Your wines are called The Calling. Why choose to omit your name from the label?
One of the first questions that Peter asked me was what I wanted to call my brand. I had done my research and knew that putting my name on it would actually hurt the viability of the brand. People aren’t drawn to wines with a celebrity status attached to them. Wines should be handcrafted, and that’s something best left to the experts. And Peter said right off the bat that that was the correct answer.
So why The Calling?
It was important to come up with a name that reflected what was in our hearts. Some people say it’s because I’m calling the Chiefs game on Sunday, and yeah, that’s kind of a cool little tie to it, but it’s really about finding your calling. What are you meant to do? What do you really want to accomplish? Do you care? Do you set goals? Are you driven to succeed? What is your calling? I have a lot of callings. I want to be the best father in the world. I want to be the best husband. I want to be a great friend to all my friends. I want to be the best sports commentator I can be. I want to be successful in the wine business, in the golf apparel business. I want to defeat Alzheimer’s and be a part of the winning partnership that one day figures out a treatment and ultimately a cure for this insidious disease.

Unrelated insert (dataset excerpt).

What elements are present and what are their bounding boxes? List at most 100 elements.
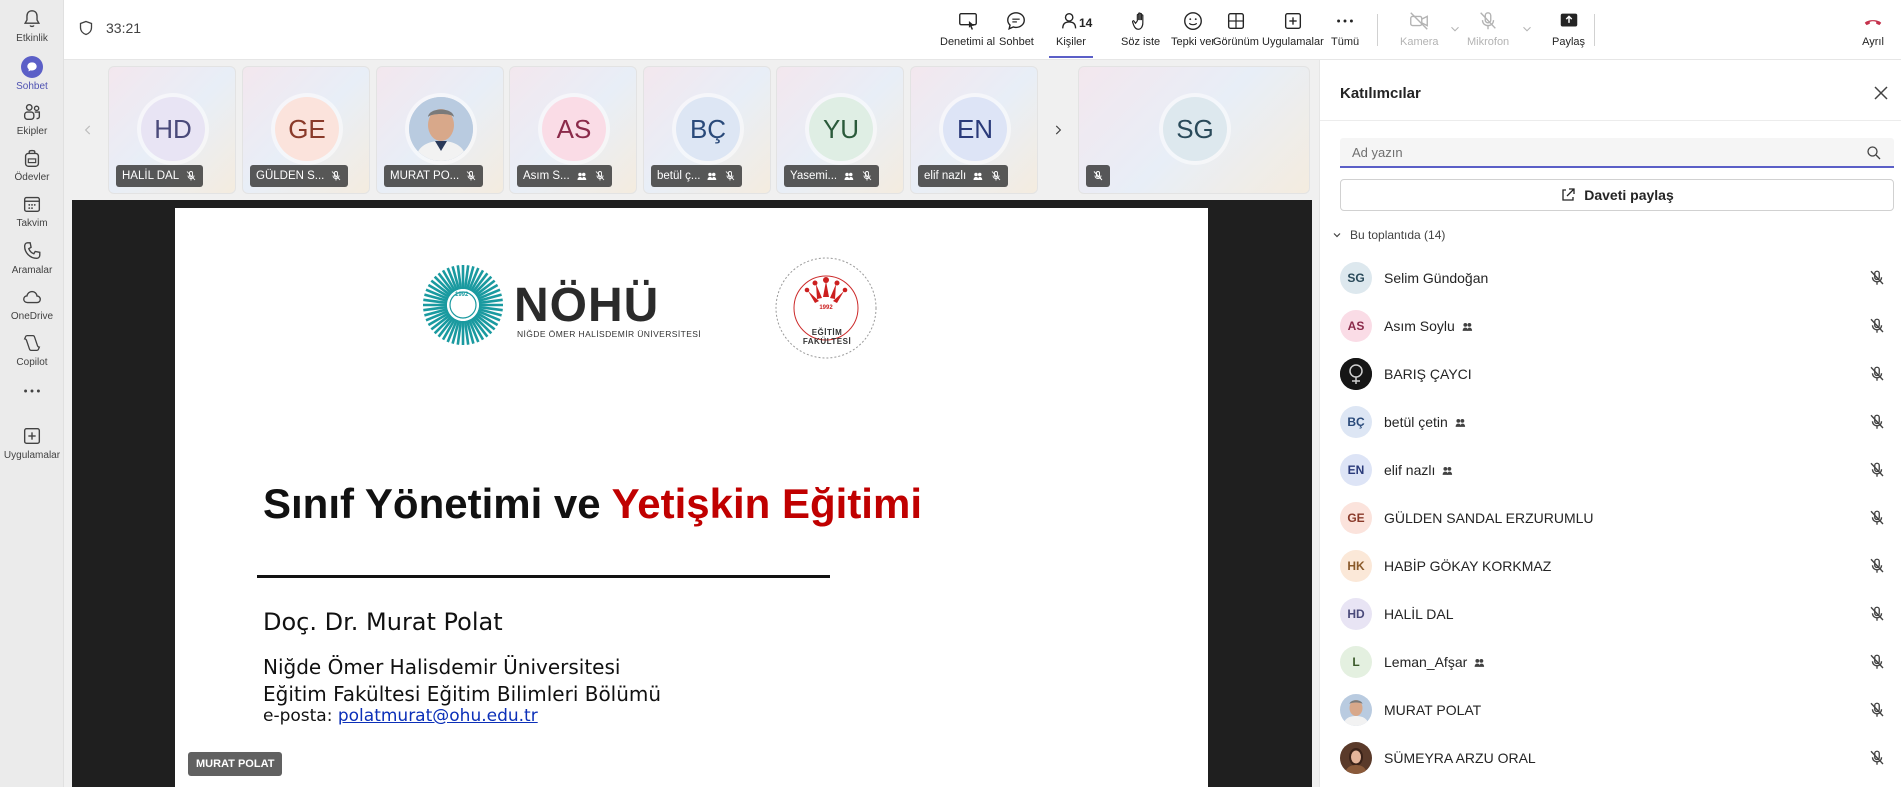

I feel like I’m on this planet to pursue all of these calls. Right? And I wake up every day trying to figure out how to do it. I pursue it. It takes energy and a vision. You’ve got to go for it. And that’s how I live my life. And that is why we call it the calling.
Unlike many celebrity wines, The Calling isn’t just a label. Your team is sourcing grapes and creating award-winning wines. How did you decide to dive in that deep?
The Deutsch Family Wine and Spirits had never produced wine—they had imported it, marketed it, and distributed it. And they were hugely successful. I asked Peter to go into business with me outside of the family business. He thought about it for a while and came back and said, ‘Let’s do this.’ It took a sports commentator to convince him to go into the production side.
So now we had to line up sourcing; we weren’t going to go buy dirt. We were going to buy grapes, lease vines, and we were going to source our juice. So, we made trips out to California. We had certain places earmarked that we knew were top-tier and iconic vendors, and an association with them would really help our brand launch. So thankfully, we found Dutton Ranch in Russian River Valley. We came across the country to visit with the Duttons, and we made our pitch, and lo and behold, we got on their property.
We became the 15th brand that was sourced there at the time. And we got a little bit of production, and it helped us tell our story. We just finished our tenth harvest. We are the number one partner and producer at Dutton ranch.
What’s next for The Calling?
Our five-year plan is very exciting. Peter and I both believe in the same thing. We want to do this not because we have to do this–our lives don’t depend on it. We’re doing this because we want to spend the time and have the passion, and we’re going to put it toward building something special. We don’t want to be just another brand out there. That wouldn’t be worth the effort. If you don’t, if you don’t have the goal and objective to be the best, to create one of the iconic wine brands in America, why get involved? So, when we got together and started noodling, so to speak, over how we would put this together and what we wanted to accomplish, we kept getting back to that idea that we wanted to create the next great American premium wine brand. And here we are, at the end of our first decade, and it’s grown so fast.
Interview condensed and minimally edited for clarity.